Herd Immunity and a Vaccination Game: An Experimental Study
Globally, infectious diseases are responsible for one-quarter of all deaths each year; even when infections do not kill, they reduce the quality of life of the hundreds of millions of people affected. Recent outbreaks, such as SARS in 2003, Ebola in 2014, MERS in 2015 and currently COVID-19, have forced citizens around the world to confront and reconsider the high social and economic costs of epidemic control. The problem of epidemic control is of fundamental economic importance because disease and infection are irrefutably associated with uncertainty and externalities, which have long been central concepts in economics. According to a WHO report in 2015, behavioral changes at the community level are key to the prevention and elimination of epidemics, especially in low- and middle-income countries. Understanding people’s choices for epidemic control thus has significant policy implications.

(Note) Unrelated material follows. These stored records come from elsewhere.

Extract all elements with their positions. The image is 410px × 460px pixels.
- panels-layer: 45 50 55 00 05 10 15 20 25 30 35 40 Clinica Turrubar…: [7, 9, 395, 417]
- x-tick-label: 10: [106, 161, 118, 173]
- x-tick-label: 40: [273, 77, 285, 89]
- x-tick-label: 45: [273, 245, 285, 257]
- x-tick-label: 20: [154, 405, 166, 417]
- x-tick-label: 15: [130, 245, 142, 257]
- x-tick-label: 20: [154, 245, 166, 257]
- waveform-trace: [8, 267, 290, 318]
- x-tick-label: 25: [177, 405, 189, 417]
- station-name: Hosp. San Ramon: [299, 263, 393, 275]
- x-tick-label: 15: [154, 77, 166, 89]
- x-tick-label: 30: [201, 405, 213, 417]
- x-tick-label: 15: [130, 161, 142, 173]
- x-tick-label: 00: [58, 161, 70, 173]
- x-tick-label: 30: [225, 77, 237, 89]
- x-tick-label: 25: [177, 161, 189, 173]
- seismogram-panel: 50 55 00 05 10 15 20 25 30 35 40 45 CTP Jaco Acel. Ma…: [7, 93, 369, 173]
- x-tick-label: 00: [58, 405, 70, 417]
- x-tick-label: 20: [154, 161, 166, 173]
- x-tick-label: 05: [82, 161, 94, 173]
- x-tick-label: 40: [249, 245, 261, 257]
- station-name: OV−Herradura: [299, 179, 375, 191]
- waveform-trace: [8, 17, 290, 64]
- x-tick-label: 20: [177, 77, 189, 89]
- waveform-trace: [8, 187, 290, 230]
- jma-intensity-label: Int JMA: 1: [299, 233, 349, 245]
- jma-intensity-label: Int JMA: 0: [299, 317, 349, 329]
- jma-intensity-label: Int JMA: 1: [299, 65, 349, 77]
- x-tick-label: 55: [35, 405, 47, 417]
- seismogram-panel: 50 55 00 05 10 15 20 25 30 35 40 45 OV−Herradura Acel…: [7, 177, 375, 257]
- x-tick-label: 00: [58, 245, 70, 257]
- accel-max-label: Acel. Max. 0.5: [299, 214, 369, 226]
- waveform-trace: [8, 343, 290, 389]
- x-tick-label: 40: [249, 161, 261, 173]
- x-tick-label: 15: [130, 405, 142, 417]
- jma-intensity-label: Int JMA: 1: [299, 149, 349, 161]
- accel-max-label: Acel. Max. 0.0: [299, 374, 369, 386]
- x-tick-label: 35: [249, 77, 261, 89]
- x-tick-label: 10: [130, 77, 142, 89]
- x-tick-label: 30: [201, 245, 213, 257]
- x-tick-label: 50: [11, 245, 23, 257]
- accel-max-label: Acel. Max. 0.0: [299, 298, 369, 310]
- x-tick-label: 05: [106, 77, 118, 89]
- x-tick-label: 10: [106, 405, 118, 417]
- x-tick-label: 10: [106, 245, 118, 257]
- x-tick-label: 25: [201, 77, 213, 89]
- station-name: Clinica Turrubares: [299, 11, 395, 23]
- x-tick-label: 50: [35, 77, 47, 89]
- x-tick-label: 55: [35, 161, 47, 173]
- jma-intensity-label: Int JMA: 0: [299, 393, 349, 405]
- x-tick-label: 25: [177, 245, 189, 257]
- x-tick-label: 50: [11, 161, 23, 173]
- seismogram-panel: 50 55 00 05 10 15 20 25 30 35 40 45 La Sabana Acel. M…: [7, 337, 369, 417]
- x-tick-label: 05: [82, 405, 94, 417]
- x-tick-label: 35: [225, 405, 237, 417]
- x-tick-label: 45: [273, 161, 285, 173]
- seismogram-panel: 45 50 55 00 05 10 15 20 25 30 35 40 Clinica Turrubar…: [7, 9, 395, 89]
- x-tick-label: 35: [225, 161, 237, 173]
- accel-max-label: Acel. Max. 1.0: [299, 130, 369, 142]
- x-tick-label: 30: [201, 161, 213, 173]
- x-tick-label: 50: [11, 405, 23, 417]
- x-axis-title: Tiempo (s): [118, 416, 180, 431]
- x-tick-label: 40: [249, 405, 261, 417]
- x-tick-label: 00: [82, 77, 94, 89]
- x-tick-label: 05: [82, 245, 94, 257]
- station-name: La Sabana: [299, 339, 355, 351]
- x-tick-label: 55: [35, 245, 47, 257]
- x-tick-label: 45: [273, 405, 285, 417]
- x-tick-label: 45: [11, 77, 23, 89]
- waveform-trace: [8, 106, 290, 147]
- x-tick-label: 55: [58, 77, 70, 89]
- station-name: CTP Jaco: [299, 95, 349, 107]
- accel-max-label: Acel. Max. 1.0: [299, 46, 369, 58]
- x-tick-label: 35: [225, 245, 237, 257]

Would the affected communities voluntarily obtain herd immunity if a cure for COVID-19 was available? This paper experimentally investigates people’s vaccination choices in the context of a nonlinear public good game. A “vaccination game” is defined in which costly commitments (vaccination) are required of a fraction of the population to reach the critical level needed for herd immunity, without which defectors are punished by the natural contagion of epidemics. Our experimental implementation of a vaccination game in a controlled laboratory setting reveals that endogenous epidemic punishment is a credible threat, resulting in voluntary vaccination to obtain herd immunity, for which the orthodox principle of positive externalities fails to account. The concave nature of the infection probability plays a key role in facilitating the elimination of an epidemic.